Decina has been craving it.
“I’ve literally been crying every day about not having a graduation and not seeing my friends,” she said. “So I think having this last hurrah is really going to help. And it means a ton.”
Kids are already planning to decorate their cars. They are limited to one per family, and if they have a sunroof they can pop through to cheer and toss their caps.
The valedictorian’s speech will blare from the drive-in’s 56-foot-wide screen in high definition.
And while North Salem’s 103 graduates may not get to walk, DiGrandi plans to march from car to car, passing out diplomas from a proper social distance.
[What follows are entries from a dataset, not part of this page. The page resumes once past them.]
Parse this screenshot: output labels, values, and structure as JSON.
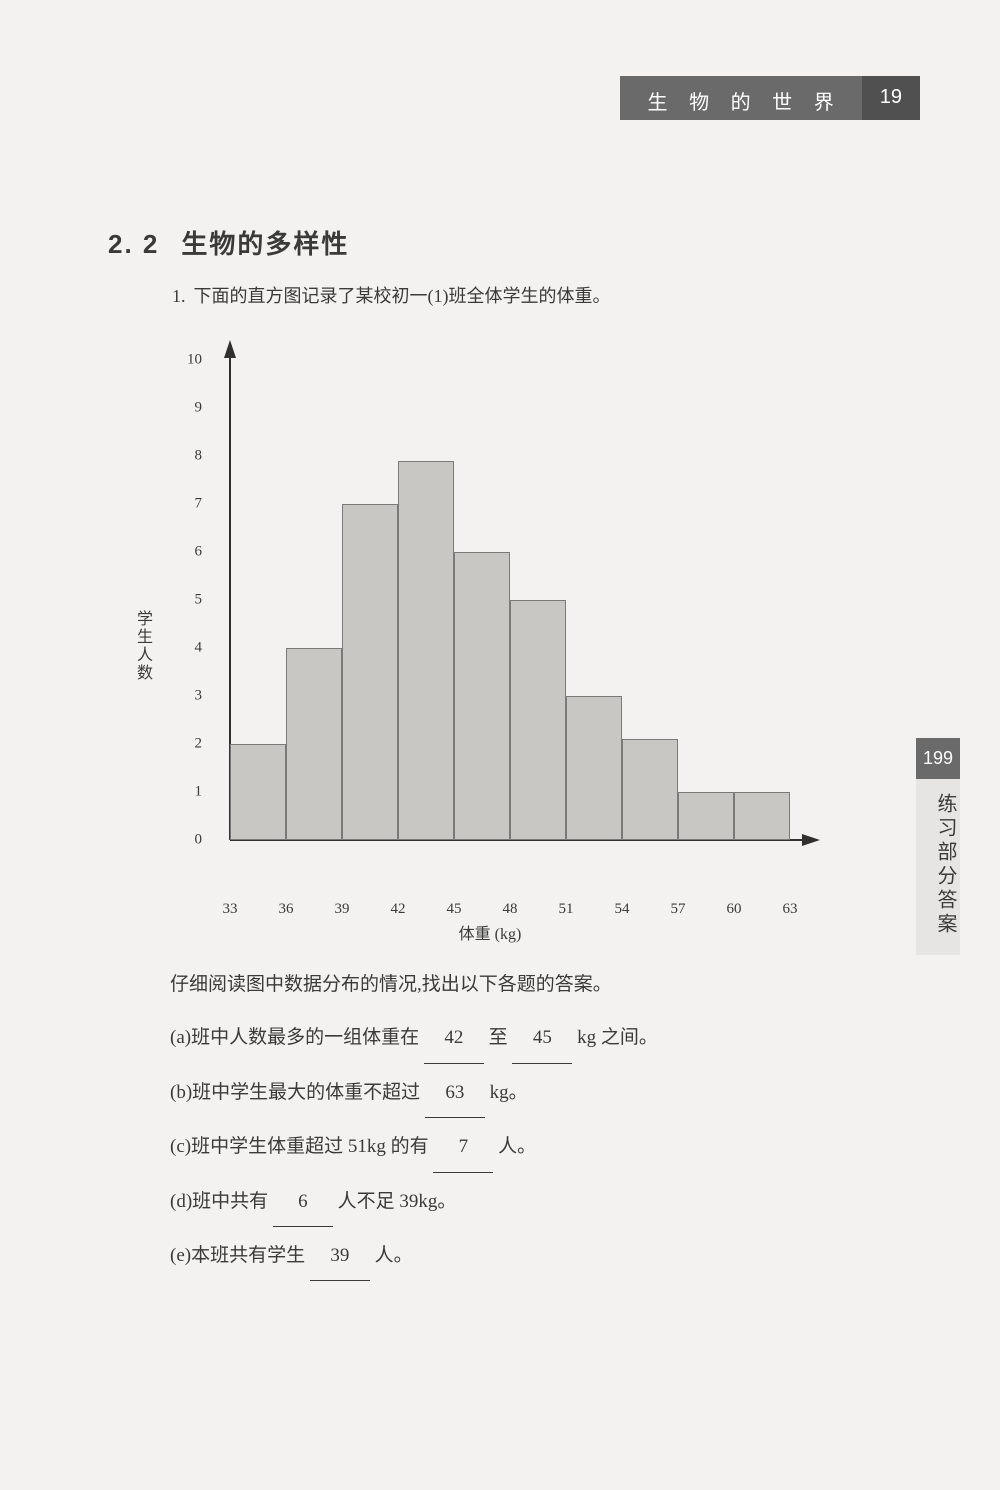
{
  "header": {
    "title": "生 物 的 世 界",
    "page_number": "19"
  },
  "section": {
    "number": "2. 2",
    "title": "生物的多样性"
  },
  "question": {
    "number": "1.",
    "intro": "下面的直方图记录了某校初一(1)班全体学生的体重。",
    "read_prompt": "仔细阅读图中数据分布的情况,找出以下各题的答案。",
    "items": {
      "a": {
        "pre": "(a)班中人数最多的一组体重在",
        "ans1": "42",
        "mid": "至",
        "ans2": "45",
        "post": "kg 之间。"
      },
      "b": {
        "pre": "(b)班中学生最大的体重不超过",
        "ans": "63",
        "post": "kg。"
      },
      "c": {
        "pre": "(c)班中学生体重超过 51kg 的有",
        "ans": "7",
        "post": "人。"
      },
      "d": {
        "pre": "(d)班中共有",
        "ans": "6",
        "post": "人不足 39kg。"
      },
      "e": {
        "pre": "(e)本班共有学生",
        "ans": "39",
        "post": "人。"
      }
    }
  },
  "chart": {
    "type": "histogram",
    "y_label": "学生人数",
    "x_label": "体重 (kg)",
    "ylim": [
      0,
      10
    ],
    "ytick_step": 1,
    "x_ticks": [
      33,
      36,
      39,
      42,
      45,
      48,
      51,
      54,
      57,
      60,
      63
    ],
    "bars": [
      {
        "from": 33,
        "to": 36,
        "value": 2
      },
      {
        "from": 36,
        "to": 39,
        "value": 4
      },
      {
        "from": 39,
        "to": 42,
        "value": 7
      },
      {
        "from": 42,
        "to": 45,
        "value": 7.9
      },
      {
        "from": 45,
        "to": 48,
        "value": 6
      },
      {
        "from": 48,
        "to": 51,
        "value": 5
      },
      {
        "from": 51,
        "to": 54,
        "value": 3
      },
      {
        "from": 54,
        "to": 57,
        "value": 2.1
      },
      {
        "from": 57,
        "to": 60,
        "value": 1
      },
      {
        "from": 60,
        "to": 63,
        "value": 1
      }
    ],
    "bar_color": "#c8c7c3",
    "bar_border_color": "#7a7a78",
    "axis_color": "#303030",
    "background_color": "#f3f2f0",
    "label_fontsize": 16,
    "tick_fontsize": 15
  },
  "sidebar": {
    "page": "199",
    "label": "练习部分答案"
  }
}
He’s recruited an old industrial arts teacher to build him a retractable arm to extend at least 6 feet.
“I was thinking one of those alligator grippers like my grandmother would have,” he said. “And I would just dip into the car with the diploma. You know, they could take a picture. It would be great.”
And after the ceremony, well, they’re not gonna let a trip to the drive-in go to waste.
It didn’t take long to settle on what movie would be most appropriate to show: Groundhog Day, exclaimed DiGrandi. “Because it kind of feels that way for these kids.”
But if all goes according to plan, at least graduation day will feel different. And North Salem may well be sending off their students with a more memorable lesson than any commencement address could possibly offer: how to roll with life’s curveballs.